Ed Husain insists: "There are a lot of Muslims who agree with us. A lot. But they're frightened. They see what's happened to us – the hassle, the slander, the death threats – and they think: it's not worth it. But you know what? When I first spoke out, I was alone. I had no idea that, a year on, there would be this number of people speaking out, and many more who are just offering resources and support. Once a truth is spoken, it takes on its own life."

IV. Not Strawberry Season

Anjem Choudhary waves his hand angrily through the air, and says that in the world he wants to create, the people I have been interviewing will be put to death. "They are apostates. I don't consider [them] to be Muslim in any sense of the word," he says. "Everybody knows the punishment for apostasy." My facial muscles must involuntarily react, because he leans forward and asks suspiciously: "Are you Jewish?"

Anjem is one of the last of the famous Islamists from the 1990s still walking London's streets, free and furious. A decade ago, this city hosted a stream of fanatical Muslims who kept cropping up in the tabloid press as semi-comic pantomime villains. But gradually, one by one, they have been deported or arrested, leaving Anjem as their final public face. He has said the Pope and the Mohamed cartoonists should be executed, and has lauded the 7/7 bombers as "the Fantastic Four."

I wanted to see what the people the ex-jihadis have left behind make of them – and to sense if they are seen as a real threat. Anjem suggests meeting me in the Desert Rose Café in Leyton, not far from Usama's mosque. The 41-year-old lives here on social security benefits, paid for by a populace he believes should – in large measure – be lashed, stoned or burned in the hellfires. A long beard covers his chubby face, and long white robes cover his swollen form. I was surprised he agreed to meet me. He rarely speaks to print journalists. The last time he did, he stormed out, accusing the reporter of being a paedophile.

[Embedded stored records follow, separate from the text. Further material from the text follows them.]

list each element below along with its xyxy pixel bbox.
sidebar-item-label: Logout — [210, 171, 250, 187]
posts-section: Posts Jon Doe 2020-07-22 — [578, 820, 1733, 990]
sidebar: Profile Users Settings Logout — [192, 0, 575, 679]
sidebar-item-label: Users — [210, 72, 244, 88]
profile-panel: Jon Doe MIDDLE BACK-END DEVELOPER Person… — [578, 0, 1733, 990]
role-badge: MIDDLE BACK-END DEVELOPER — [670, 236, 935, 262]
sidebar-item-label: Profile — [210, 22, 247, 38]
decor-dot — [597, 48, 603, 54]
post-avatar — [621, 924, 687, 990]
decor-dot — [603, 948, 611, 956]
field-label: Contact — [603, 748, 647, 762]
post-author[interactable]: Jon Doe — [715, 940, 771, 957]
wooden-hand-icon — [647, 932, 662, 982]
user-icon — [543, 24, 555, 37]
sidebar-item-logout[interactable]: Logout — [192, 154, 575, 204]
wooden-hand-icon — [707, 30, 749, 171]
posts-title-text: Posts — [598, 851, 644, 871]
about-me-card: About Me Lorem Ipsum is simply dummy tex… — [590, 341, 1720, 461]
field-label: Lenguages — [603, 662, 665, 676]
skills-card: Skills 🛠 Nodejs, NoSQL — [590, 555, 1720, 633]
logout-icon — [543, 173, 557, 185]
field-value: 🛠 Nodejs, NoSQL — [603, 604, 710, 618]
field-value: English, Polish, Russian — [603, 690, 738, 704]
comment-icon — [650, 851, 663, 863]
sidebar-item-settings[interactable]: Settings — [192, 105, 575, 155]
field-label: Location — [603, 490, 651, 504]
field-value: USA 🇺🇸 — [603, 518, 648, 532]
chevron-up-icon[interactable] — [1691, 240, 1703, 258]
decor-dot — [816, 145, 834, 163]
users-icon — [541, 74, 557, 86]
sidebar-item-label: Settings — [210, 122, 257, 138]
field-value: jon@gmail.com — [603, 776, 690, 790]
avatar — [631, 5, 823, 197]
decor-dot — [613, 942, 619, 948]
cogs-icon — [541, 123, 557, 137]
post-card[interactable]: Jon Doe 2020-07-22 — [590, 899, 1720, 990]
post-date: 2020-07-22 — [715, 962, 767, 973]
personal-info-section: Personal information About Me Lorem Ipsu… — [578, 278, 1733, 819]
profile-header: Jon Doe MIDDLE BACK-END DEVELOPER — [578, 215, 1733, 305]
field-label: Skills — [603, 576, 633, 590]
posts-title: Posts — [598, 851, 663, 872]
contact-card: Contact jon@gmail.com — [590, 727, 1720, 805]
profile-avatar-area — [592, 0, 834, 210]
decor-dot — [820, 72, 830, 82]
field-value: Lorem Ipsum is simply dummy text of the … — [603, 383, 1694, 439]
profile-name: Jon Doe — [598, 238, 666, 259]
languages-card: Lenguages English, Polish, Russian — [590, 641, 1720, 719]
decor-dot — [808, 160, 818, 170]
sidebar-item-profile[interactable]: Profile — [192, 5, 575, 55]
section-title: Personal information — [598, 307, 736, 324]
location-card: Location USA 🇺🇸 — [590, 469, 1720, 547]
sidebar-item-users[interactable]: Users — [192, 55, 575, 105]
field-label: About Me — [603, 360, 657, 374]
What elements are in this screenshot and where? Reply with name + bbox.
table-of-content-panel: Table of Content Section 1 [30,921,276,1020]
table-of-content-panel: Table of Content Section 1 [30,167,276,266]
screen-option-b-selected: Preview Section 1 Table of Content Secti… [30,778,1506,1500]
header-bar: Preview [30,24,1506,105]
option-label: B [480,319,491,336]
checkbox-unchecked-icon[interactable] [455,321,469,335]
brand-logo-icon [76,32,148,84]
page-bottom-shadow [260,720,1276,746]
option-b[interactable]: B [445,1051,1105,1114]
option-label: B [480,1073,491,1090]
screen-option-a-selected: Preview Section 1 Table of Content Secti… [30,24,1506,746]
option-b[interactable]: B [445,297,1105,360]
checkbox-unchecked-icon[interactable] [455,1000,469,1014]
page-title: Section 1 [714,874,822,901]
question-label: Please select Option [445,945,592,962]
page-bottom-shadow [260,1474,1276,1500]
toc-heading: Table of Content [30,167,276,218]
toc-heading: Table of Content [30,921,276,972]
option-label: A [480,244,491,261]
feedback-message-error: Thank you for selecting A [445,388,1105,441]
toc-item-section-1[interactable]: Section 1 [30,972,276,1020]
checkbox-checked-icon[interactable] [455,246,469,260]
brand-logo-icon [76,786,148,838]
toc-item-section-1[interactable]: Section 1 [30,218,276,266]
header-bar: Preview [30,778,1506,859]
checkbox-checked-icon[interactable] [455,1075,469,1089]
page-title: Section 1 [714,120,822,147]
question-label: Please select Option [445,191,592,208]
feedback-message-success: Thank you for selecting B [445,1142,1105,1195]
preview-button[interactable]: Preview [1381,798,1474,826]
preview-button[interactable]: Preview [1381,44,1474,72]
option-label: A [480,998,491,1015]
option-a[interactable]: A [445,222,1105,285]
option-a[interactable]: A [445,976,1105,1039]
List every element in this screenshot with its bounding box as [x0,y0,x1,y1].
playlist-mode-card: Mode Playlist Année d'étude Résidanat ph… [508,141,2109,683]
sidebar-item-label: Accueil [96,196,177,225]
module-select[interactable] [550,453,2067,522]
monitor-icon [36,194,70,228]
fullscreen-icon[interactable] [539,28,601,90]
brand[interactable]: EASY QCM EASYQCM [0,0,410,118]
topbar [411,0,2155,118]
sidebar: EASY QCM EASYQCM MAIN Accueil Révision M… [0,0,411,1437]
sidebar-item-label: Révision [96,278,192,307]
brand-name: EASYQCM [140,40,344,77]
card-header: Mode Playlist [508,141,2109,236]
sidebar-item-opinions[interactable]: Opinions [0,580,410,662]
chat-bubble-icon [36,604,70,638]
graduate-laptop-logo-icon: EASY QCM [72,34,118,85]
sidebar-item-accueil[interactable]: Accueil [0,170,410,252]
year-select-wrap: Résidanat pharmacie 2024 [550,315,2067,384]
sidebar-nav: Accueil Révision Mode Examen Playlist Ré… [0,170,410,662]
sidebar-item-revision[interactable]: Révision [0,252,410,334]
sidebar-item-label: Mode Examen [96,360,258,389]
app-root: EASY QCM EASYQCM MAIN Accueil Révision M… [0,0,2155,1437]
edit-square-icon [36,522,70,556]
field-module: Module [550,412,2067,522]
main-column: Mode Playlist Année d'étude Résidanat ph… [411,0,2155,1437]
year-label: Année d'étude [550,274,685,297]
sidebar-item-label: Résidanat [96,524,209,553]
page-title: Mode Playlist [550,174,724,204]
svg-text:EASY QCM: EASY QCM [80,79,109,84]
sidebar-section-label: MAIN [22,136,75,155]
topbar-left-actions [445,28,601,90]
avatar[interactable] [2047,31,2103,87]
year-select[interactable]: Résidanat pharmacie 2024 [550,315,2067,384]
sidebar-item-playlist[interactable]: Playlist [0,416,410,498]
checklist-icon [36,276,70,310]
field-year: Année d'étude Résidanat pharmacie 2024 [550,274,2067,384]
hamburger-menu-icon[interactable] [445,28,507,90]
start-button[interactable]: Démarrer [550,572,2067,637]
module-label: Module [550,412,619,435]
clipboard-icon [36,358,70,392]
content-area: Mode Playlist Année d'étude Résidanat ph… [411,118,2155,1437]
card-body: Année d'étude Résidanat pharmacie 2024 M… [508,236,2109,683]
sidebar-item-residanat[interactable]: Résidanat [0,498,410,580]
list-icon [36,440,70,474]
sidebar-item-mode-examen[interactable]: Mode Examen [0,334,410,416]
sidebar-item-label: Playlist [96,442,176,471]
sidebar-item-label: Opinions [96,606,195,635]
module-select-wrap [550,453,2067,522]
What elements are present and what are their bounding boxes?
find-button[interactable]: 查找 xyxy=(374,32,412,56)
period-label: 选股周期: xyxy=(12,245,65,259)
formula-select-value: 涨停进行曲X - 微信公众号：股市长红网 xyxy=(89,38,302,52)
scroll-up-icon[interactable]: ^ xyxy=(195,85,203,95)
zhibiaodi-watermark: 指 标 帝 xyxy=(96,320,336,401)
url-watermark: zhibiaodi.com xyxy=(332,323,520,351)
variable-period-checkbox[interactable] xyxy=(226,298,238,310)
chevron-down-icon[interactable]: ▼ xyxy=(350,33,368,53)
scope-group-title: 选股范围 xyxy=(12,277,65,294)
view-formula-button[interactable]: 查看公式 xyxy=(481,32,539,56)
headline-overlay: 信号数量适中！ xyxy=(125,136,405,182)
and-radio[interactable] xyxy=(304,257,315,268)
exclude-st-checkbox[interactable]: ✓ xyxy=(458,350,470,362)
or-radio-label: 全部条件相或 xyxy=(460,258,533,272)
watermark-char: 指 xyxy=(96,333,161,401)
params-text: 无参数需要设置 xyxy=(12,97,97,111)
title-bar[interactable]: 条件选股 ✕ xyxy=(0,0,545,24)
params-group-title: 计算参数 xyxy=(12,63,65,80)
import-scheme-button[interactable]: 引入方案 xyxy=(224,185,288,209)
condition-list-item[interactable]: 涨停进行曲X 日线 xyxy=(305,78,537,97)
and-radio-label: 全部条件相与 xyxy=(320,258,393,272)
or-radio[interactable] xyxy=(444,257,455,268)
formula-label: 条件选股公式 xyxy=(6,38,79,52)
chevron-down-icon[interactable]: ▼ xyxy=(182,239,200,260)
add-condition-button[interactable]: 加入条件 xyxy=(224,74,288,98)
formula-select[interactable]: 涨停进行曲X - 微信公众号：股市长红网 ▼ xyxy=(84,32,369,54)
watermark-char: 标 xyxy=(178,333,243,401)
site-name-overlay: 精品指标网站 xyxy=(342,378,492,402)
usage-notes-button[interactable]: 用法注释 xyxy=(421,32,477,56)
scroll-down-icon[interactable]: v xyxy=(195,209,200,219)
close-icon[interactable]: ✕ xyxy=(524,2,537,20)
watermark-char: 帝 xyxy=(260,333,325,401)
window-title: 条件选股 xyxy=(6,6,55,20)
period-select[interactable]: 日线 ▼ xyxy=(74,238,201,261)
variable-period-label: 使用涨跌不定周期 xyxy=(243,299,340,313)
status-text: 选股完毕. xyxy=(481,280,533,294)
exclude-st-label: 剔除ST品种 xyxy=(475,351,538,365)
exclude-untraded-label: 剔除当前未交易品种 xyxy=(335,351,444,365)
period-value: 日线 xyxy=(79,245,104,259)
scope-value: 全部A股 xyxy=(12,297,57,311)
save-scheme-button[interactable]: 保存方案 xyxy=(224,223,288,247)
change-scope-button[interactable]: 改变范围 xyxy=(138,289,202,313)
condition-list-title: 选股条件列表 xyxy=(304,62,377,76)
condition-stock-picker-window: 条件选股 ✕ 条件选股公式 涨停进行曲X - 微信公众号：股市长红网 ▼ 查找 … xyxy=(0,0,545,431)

He immediately launches into a lecture about how the ex-Islamists are all liars and charlatans. They are "government bandits, set up by them and funded by them to do their dirty work within the [Muslim] community ... They were never actually practising! They were ignorant of Islam."

When I read him statements by ex-Islamists, he spits: "This is heresy ... The Muslim must submit to the sharia in all of his life. If I start to say things like, 'I don't believe the sharia needs to be implemented,' then that's tantamount to denying the message of Mohamed ... To say that any part of the Koran is not relevant nowadays is a clear statement of apostasy."

Taking any part of the Koran as metaphor will, he warns, cause the text to turn to dust in their hands. "I can't pick and choose what I like from the scripture. This is not strawberry season, where you can pick your own strawberries. You abide by whatever Allah brought in the final revelation with the example of the Prophet. And if there's something that you don't like, then you need to correct your own emotions and desires to make sure they're in line with the sharia."